Jesús Bastante nous montre ce jeudi 22 janvier 2026 sur religiondigital.org que le pape Léon XIV a nommé un salésien Espagnol, actuellement pro-préfet du Dicastère pour la Vie consacrée et les Œuvres de Vie apostolique (le premier dicastère de l'histoire dirigé par une femme, Simona Brambilla), et l'un des plus proches conseillers du pontife lors du consistoire considéré par beaucoup comme une figure clé du conclave de mai dernier, le cardinal Ángel Fernández Artime, à la Commission cardinalice de la Banque du Vatican, devenant ainsi l'un des plus hauts responsables des finances du Vatican. et désigne le président de Caritas Italie l’actuel archevêque de Gorizia, Roberto Maria Redaelli comme secrétaire pour le clergé qui  a pour mission de veiller au bien-être du clergé mondial, de traiter les affaires d'abus et de mettre en œuvre la réforme des séminaires (toujours en suspens en Espagne), ce dernier est connu pour son travail pastoral auprès des couples homosexuels, et à Milan, il était considéré comme l'un des protégés du cardinal Martini, tout en maintenant l'équipe de confiance du pape François et en envisageant des changements au sein du Secrétariat d'État (Prévost envisage des modifications importantes, même si la situation politique internationale actuelle pourrait infléchir ses plans).

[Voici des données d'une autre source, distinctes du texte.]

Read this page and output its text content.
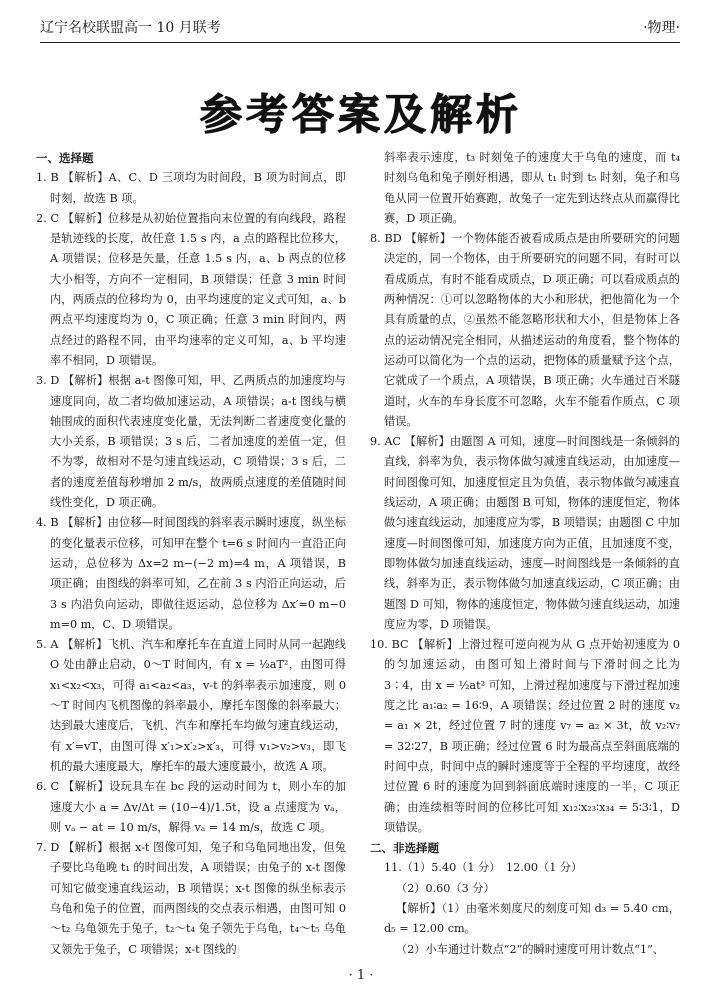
辽宁名校联盟高一 10 月联考	·物理·
参考答案及解析
一、选择题

1. B 【解析】A、C、D 三项均为时间段，B 项为时间点，即时刻，故选 B 项。

2. C 【解析】位移是从初始位置指向末位置的有向线段，路程是轨迹线的长度，故任意 1.5 s 内，a 点的路程比位移大，A 项错误；位移是矢量，任意 1.5 s 内，a、b 两点的位移大小相等，方向不一定相同，B 项错误；任意 3 min 时间内，两质点的位移均为 0，由平均速度的定义式可知，a、b 两点平均速度均为 0，C 项正确；任意 3 min 时间内，两点经过的路程不同，由平均速率的定义可知，a、b 平均速率不相同，D 项错误。

3. D 【解析】根据 a-t 图像可知，甲、乙两质点的加速度均与速度同向，故二者均做加速运动，A 项错误；a-t 图线与横轴围成的面积代表速度变化量，无法判断二者速度变化量的大小关系，B 项错误；3 s 后，二者加速度的差值一定，但不为零，故相对不是匀速直线运动，C 项错误；3 s 后，二者的速度差值每秒增加 2 m/s，故两质点速度的差值随时间线性变化，D 项正确。

4. B 【解析】由位移—时间图线的斜率表示瞬时速度，纵坐标的变化量表示位移，可知甲在整个 t=6 s 时间内一直沿正向运动，总位移为 Δx=2 m−(−2 m)=4 m，A 项错误，B 项正确；由图线的斜率可知，乙在前 3 s 内沿正向运动，后 3 s 内沿负向运动，即做往返运动，总位移为 Δx′=0 m−0 m=0 m，C、D 项错误。

5. A 【解析】飞机、汽车和摩托车在直道上同时从同一起跑线 O 处由静止启动，0～T 时间内，有 x = ½aT²，由图可得 x₁<x₂<x₃，可得 a₁<a₂<a₃，v-t 的斜率表示加速度，则 0～T 时间内飞机图像的斜率最小，摩托车图像的斜率最大；达到最大速度后，飞机、汽车和摩托车均做匀速直线运动，有 x′=vT，由图可得 x′₁>x′₂>x′₃，可得 v₁>v₂>v₃，即飞机的最大速度最大，摩托车的最大速度最小，故选 A 项。

6. C 【解析】设玩具车在 bc 段的运动时间为 t，则小车的加速度大小 a = Δv/Δt = (10−4)/1.5t，设 a 点速度为 vₐ，则 vₐ − at = 10 m/s，解得 vₐ = 14 m/s，故选 C 项。

7. D 【解析】根据 x-t 图像可知，兔子和乌龟同地出发，但兔子要比乌龟晚 t₁ 的时间出发，A 项错误；由兔子的 x-t 图像可知它做变速直线运动，B 项错误；x-t 图像的纵坐标表示乌龟和兔子的位置，而两图线的交点表示相遇，由图可知 0～t₂ 乌龟领先于兔子，t₂～t₄ 兔子领先于乌龟，t₄～t₅ 乌龟又领先于兔子，C 项错误；x-t 图线的

斜率表示速度，t₃ 时刻兔子的速度大于乌龟的速度，而 t₄ 时刻乌龟和兔子刚好相遇，即从 t₁ 时到 t₅ 时刻，兔子和乌龟从同一位置开始赛跑，故兔子一定先到达终点从而赢得比赛，D 项正确。

8. BD 【解析】一个物体能否被看成质点是由所要研究的问题决定的，同一个物体，由于所要研究的问题不同，有时可以看成质点，有时不能看成质点，D 项正确；可以看成质点的两种情况：①可以忽略物体的大小和形状，把他简化为一个具有质量的点，②虽然不能忽略形状和大小，但是物体上各点的运动情况完全相同，从描述运动的角度看，整个物体的运动可以简化为一个点的运动，把物体的质量赋予这个点，它就成了一个质点，A 项错误，B 项正确；火车通过百米隧道时，火车的车身长度不可忽略，火车不能看作质点，C 项错误。

9. AC 【解析】由题图 A 可知，速度—时间图线是一条倾斜的直线，斜率为负，表示物体做匀减速直线运动，由加速度—时间图像可知，加速度恒定且为负值，表示物体做匀减速直线运动，A 项正确；由题图 B 可知，物体的速度恒定，物体做匀速直线运动，加速度应为零，B 项错误；由题图 C 中加速度—时间图像可知，加速度方向为正值，且加速度不变，即物体做匀加速直线运动，速度—时间图线是一条倾斜的直线，斜率为正，表示物体做匀加速直线运动，C 项正确；由题图 D 可知，物体的速度恒定，物体做匀速直线运动，加速度应为零，D 项错误。

10. BC 【解析】上滑过程可逆向视为从 G 点开始初速度为 0 的匀加速运动，由图可知上滑时间与下滑时间之比为 3∶4，由 x = ½at² 可知，上滑过程加速度与下滑过程加速度之比 a₁∶a₂ = 16∶9，A 项错误；经过位置 2 时的速度 v₂ = a₁ × 2t，经过位置 7 时的速度 v₇ = a₂ × 3t，故 v₂∶v₇ = 32∶27，B 项正确；经过位置 6 时为最高点至斜面底端的时间中点，时间中点的瞬时速度等于全程的平均速度，故经过位置 6 时的速度为回到斜面底端时速度的一半，C 项正确；由连续相等时间的位移比可知 x₁₂∶x₂₃∶x₃₄ = 5∶3∶1，D 项错误。

二、非选择题

11.（1）5.40（1 分）　12.00（1 分）

（2）0.60（3 分）

【解析】（1）由毫米刻度尺的刻度可知 d₃ = 5.40 cm，d₅ = 12.00 cm。

（2）小车通过计数点“2”的瞬时速度可用计数点“1”、

· 1 ·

Un autre Italien, Giorgio Lingua, sera le nouveau nonce apostolique en Israël et en Palestine, remplaçant le Philippin Adolfo Tito Yllana, qui a mené à bien la mission diplomatique du Saint-Siège dans le nid de guêpes qu'est la Terre sainte depuis 2021, année qui a coïncidé avec les pires années depuis des décennies.

 

la-croix.com avec l’AFP (https://www.la-croix.com/international/le-pape-leon-xiv-invite-au-conseil-de-paix-de-donald-trump-selon-le-vatican-20260121) nous montrent qu’alors que Donald Trump multiplie les invitations à rejoindre son «conseil de paix», le Vatican a annoncé que le pape Léon XIV a lui-même été appelé, mercredi 21 janvier, à rejoindre cette nouvelle instance que le président américain souhaite créer. «Nous aussi nous avons reçu cette invitation, et le pape l’a reçue et nous réfléchissons sur ce qu’on doit faire. Nous sommes en train d’approfondir et je pense que c’est une question qui demande du temps pour réfléchir et donner une réponse», a déclaré à des journalistes le cardinal Pietro Parolin, numéro 2 du Vatican. La réponse du pape n’est pas encore connue. Imaginé pour encadrer la fin de la guerre à Gaza, le «Conseil de la paix» voulu par Donald Trump voit ses ambitions s’élargir à Davos. Gouvernance centralisée, rôle controversé face à l’ONU, arrivée annoncée de Vladimir Poutine : ce nouvel organe diplomatique divise profondément la communauté internationale (https://www.parismatch.com/actu/international/un-milliard-poutine-refus-de-la-france-ce-quil-faut-savoir-sur-le-nouveau-conseil-de-la-paix-de-trump-263349).

 

Enfin, religiondigital.org et EP (https://www.religiondigital.org/mundo/obispos-mundo-avisan-gaza-sigue_1_1440435.html) nous montrent aussi que les évêques de diverses conférences épiscopales du monde entier, réunis du 17 au 22 janvier à Jérusalem pour assister à la Coordination Terre Sainte 2026, dont l'archevêque émérite d'Urgel, Joan Enric Vives, ont averti que «Gaza reste une catastrophe humanitaire», tout en soulignant que soulignent que «les colonies en Cisjordanie, illégales au regard du droit international, continuent de s'étendre en s'appropriant les terres d'autrui», et ont appelé à ce que «les efforts de paix l'emportent sur la violence» et exhortent «les gouvernements à faire pression sur Israël pour qu’il respecte l’ordre international fondé sur des règles et pour que des négociations significatives reprennent en vue d’une solution à deux États pour le bien et la sécurité de tous». Les évêques ont également souligné le courage de ces voix juives et palestiniennes qui, malgré d'énormes difficultés et leurs propres traumatismes, continuent de défendre la justice, le dialogue et la réconciliation, comme ces parents qui ont perdu un enfant dans le conflit et qui, malgré tout, parviennent à pardonner. Ces histoires, ont-ils insisté, témoignent avec force de la possibilité de la paix et de la réconciliation.